Fix sql bugs (#7219)

* fix nil when explaining * add plain details when running full scan * skip files by timestamp * skip file by timestamp * refactor * handle filter by time * skip broker memory only if it has unflushed messages * refactoring * refactor * address comments * address comments * filter by parquet stats * simplify * refactor * prune old code * optimize * Update aggregations.go * ensure non-time predicates are properly detected * add stmt to populatePlanFileDetails This helper function is a great way to centralize logic for populating file details. However, it's missing an optimization that is present in executeSelectStatementWithBrokerStats: pruning Parquet files based on column statistics from the WHERE clause. Aggregation queries that fall back to the slow path could benefit from this optimization.
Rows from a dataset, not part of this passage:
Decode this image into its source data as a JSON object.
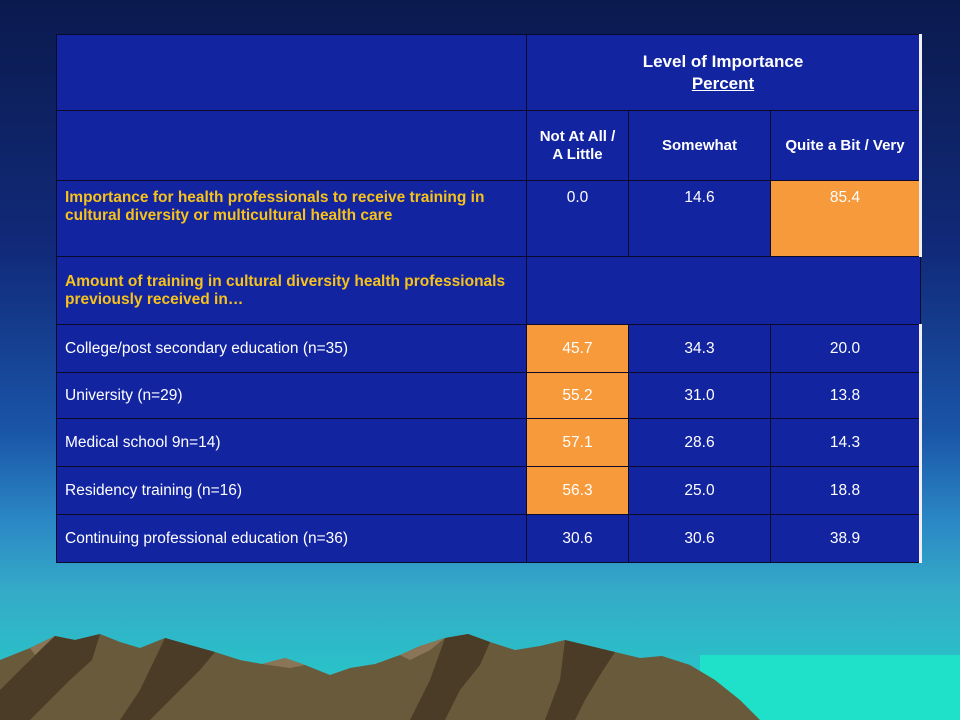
{
  "table": {
    "title": "Level of Importance",
    "subtitle": "Percent",
    "columns": [
      "Not At All / A Little",
      "Somewhat",
      "Quite a Bit / Very"
    ],
    "importance_row": {
      "label": "Importance for health professionals to receive training in cultural diversity or multicultural health care",
      "values": [
        "0.0",
        "14.6",
        "85.4"
      ]
    },
    "section_label": "Amount of training in cultural diversity health professionals previously received in…",
    "rows": [
      {
        "label": "College/post secondary education (n=35)",
        "values": [
          "45.7",
          "34.3",
          "20.0"
        ]
      },
      {
        "label": "University (n=29)",
        "values": [
          "55.2",
          "31.0",
          "13.8"
        ]
      },
      {
        "label": "Medical school 9n=14)",
        "values": [
          "57.1",
          "28.6",
          "14.3"
        ]
      },
      {
        "label": "Residency training (n=16)",
        "values": [
          "56.3",
          "25.0",
          "18.8"
        ]
      },
      {
        "label": "Continuing professional education (n=36)",
        "values": [
          "30.6",
          "30.6",
          "38.9"
        ]
      }
    ]
  },
  "colors": {
    "cell_blue": "#1224a0",
    "highlight_orange": "#f79a3c",
    "label_yellow": "#f7c21a"
  }
}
Consider modifying the function signature to accept the *SelectStatement and adding the column statistics pruning logic here, similar to how it's done in executeSelectStatementWithBrokerStats. * refactoring to work with *schema_pb.Value directly after the initial conversion
2025-09-10 11:04:42 -07:00
parent 8ed1b104ce
commit 58e0c1b330
5 changed files with 799 additions and 351 deletions
--- a/weed/query/engine/hybrid_message_scanner.go
+++ b/weed/query/engine/hybrid_message_scanner.go
@@ -3,6 +3,7 @@ package engine
 import (
 	"container/heap"
 	"context"
+	"encoding/binary"
 	"encoding/json"
 	"fmt"
 	"io"
@@ -145,6 +146,46 @@ type ParquetFileStats struct {
 	FileName    string
 	RowCount    int64
 	ColumnStats map[string]*ParquetColumnStats
+	// Optional file-level timestamp range from filer extended attributes
+	MinTimestampNs int64
+	MaxTimestampNs int64
+}
+
+// getTimestampRangeFromStats returns (minTsNs, maxTsNs, ok) by inspecting common timestamp columns
+func (h *HybridMessageScanner) getTimestampRangeFromStats(fileStats *ParquetFileStats) (int64, int64, bool) {
+	if fileStats == nil {
+		return 0, 0, false
+	}
+	// Prefer column stats for _ts_ns if present
+	if len(fileStats.ColumnStats) > 0 {
+		if s, ok := fileStats.ColumnStats[logstore.SW_COLUMN_NAME_TS]; ok && s != nil && s.MinValue != nil && s.MaxValue != nil {
+			if minNs, okMin := h.schemaValueToNs(s.MinValue); okMin {
+				if maxNs, okMax := h.schemaValueToNs(s.MaxValue); okMax {
+					return minNs, maxNs, true
+				}
+			}
+		}
+	}
+	// Fallback to file-level range if present in filer extended metadata
+	if fileStats.MinTimestampNs != 0 || fileStats.MaxTimestampNs != 0 {
+		return fileStats.MinTimestampNs, fileStats.MaxTimestampNs, true
+	}
+	return 0, 0, false
+}
+
+// schemaValueToNs converts a schema_pb.Value that represents a timestamp to ns
+func (h *HybridMessageScanner) schemaValueToNs(v *schema_pb.Value) (int64, bool) {
+	if v == nil {
+		return 0, false
+	}
+	switch k := v.Kind.(type) {
+	case *schema_pb.Value_Int64Value:
+		return k.Int64Value, true
+	case *schema_pb.Value_Int32Value:
+		return int64(k.Int32Value), true
+	default:
+		return 0, false
+	}
 }

 // StreamingDataSource provides a streaming interface for reading scan results
@@ -1080,6 +1121,15 @@ func (h *HybridMessageScanner) extractParquetFileStats(entry *filer_pb.Entry, lo
 		RowCount:    fileView.NumRows(),
 		ColumnStats: make(map[string]*ParquetColumnStats),
 	}
+	// Populate optional min/max from filer extended attributes (writer stores ns timestamps)
+	if entry != nil && entry.Extended != nil {
+		if minBytes, ok := entry.Extended["min"]; ok && len(minBytes) == 8 {
+			fileStats.MinTimestampNs = int64(binary.BigEndian.Uint64(minBytes))
+		}
+		if maxBytes, ok := entry.Extended["max"]; ok && len(maxBytes) == 8 {
+			fileStats.MaxTimestampNs = int64(binary.BigEndian.Uint64(maxBytes))
+		}
+	}

 	// Get schema information
 	schema := fileView.Schema()